De pie. Empapado. Brillando. Goteando.
—Ahora —dijo Tim, y su voz era un susurro lleno de deseo—. Ahora puedes tocarme, como prometiste.
Jason se movió. Fue un solo paso, pero fue el paso más rápido que Tim había visto dar a nadie. Lo agarró por la nuca, lo atrajo contra su pecho, y lo besó.
No fue un beso suave ni tierno. Fue un beso hambriento, desesperado, de días de tensión acumulada y años de deseo no expresado. Jason lo besó como si fuera a desaparecer, como si fuera la última vez, como si el mundo entero se estuviera acabando y solo importara el sabor de sus labios.
El agua de Tim empapó la camiseta de Jason, y Tim sintió la tela húmeda contra su pecho desnudo. El contraste entre su piel fría y el calor del cuerpo de Jason era embriagador.
Jason no necesitó más invitación. Sus manos recorrieron el cuerpo de Tim -sus hombros, su pecho, su espalda- con una urgencia que bordeaba la violencia. Sus dedos siguieron los ríos de agua que resbalaban por la piel de Tim, trazando cada curva, cada músculo. Tim jadeó cuando Jason lo levantó, cuando sus piernas se enredaron alrededor de la cintura de Jason, cuando su espalda chocó contra la pared.
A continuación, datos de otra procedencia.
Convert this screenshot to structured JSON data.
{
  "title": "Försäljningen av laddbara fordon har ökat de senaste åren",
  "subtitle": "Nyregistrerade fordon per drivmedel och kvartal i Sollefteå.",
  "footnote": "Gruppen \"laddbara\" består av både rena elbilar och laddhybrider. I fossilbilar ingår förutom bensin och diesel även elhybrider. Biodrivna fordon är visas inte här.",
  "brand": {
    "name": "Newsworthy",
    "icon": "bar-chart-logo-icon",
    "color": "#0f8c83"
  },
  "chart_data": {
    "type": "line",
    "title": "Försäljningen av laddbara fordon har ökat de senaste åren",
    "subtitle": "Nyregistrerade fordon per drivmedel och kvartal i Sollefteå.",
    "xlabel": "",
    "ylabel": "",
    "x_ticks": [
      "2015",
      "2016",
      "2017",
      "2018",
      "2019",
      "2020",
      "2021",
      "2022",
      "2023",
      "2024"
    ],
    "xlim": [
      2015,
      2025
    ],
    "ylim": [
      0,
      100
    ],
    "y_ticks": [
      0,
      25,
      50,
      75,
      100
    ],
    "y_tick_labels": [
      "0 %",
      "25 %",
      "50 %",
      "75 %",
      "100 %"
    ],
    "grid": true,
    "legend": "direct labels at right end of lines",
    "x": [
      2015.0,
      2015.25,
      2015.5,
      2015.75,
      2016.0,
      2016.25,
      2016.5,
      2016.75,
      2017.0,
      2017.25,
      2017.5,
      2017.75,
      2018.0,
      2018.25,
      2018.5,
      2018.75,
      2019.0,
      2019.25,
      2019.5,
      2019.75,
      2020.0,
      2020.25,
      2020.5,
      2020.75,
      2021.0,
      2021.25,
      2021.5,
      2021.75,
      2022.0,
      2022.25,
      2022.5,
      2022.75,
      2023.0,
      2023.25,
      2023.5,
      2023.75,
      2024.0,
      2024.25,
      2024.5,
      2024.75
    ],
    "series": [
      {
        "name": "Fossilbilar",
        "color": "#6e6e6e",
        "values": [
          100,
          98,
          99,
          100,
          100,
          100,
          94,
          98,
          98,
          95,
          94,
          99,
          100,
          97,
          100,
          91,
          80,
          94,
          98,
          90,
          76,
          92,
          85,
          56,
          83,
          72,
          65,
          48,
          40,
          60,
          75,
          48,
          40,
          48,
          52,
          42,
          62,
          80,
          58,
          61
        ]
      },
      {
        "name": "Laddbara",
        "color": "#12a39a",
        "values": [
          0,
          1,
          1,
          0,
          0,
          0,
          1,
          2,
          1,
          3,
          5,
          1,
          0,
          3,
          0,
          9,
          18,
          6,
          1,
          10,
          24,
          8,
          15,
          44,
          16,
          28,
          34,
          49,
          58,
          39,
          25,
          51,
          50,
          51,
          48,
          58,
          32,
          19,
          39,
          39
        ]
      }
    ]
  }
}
El agua de su cuerpo empapó a Jason por completo, y Tim sintió cómo la camiseta de Jason se pegaba a su pecho, cómo el calor de su piel se filtraba a través de la tela mojada.
—Te he deseado —dijo Jason contra su cuello, y su voz era un susurro ronco—. Durante tanto tiempo.
—Yo también —respondió Tim, y su voz era un jadeo—. Yo también, Jay.
—Verte… verte así... —Jason mordió suavemente su clavícula, y el agua que resbalaba por ella se mezcló con el calor de su boca—. Era como un sueño. Un sueño húmedo y tortuoso.
—Y ahora... —dijo Tim, y su voz era un gemido.
—Y ahora es real.
Jason lo llevó a la cama. Lo dejó caer sobre los cobertores, y Tim sintió cómo el agua de su cuerpo empapaba las sábanas, cómo el frío de su piel contrastaba con el calor del colchón bajo él. Jason se arrodilló sobre él, sus ojos recorrieron su cuerpo desnudo y mojado.
—Eres hermoso —susurró—. Eres tan malditamente hermoso que podría devorarte.
Tim sonrió, una sonrisa llena de deseo.
—Demuéstramelo.
Y Jason se quitó la ropa. La camiseta, los pantalones, todo. Quedó desnudo sobre él, su cuerpo esculpido y caliente, y Tim sintió el peso de su piel contra la suya. El agua sobre Tim mojó a Jason, y ahora ambos estaban empapados, brillando bajo la luz, sus cuerpos resbalando el uno contra el otro.
—Siempre has sido mío —dijo Jason contra su piel, y sus labios siguieron el rastro de una gota que resbalaba por el cuello de Tim—. Desde el primer momento en que te vi, supe que eras mío.
—Entonces, ¿por qué esperaste? —preguntó Tim, su voz un jadeo.
—Porque quería que fuera perfecto —dijo Jason, y sus manos se deslizaron por el cuerpo mojado de Tim—. Quería que fueras tú quien decidiera si acercase o no.
—Y he decidido —dijo Tim, y sus dedos se enredaron en el cabello de Jason—. Te quiero. Te he querido siempre.
Jason lo besó de nuevo, y Tim se perdió en él. En su sabor, en su calor, en el peso de su cuerpo sobre el suyo. En la forma en que Jason lo tocaba como si fuera algo precioso y frágil, y al mismo tiempo como si fuera un arma peligrosa.
El agua resbalaba entre sus cuerpos, y cada gota era un recordatorio de la tensión que los había llevado hasta allí.
—Tanto tiempo imaginando esto.
—¿Y qué imaginabas? —preguntó Tim, su voz un jadeo.
—Esto —dijo Jason, y sus manos se deslizaron por el cuerpo de Tim—. Y más.
—¿Más?
—Mucho más.
Y Jason le mostró exactamente lo que había imaginado.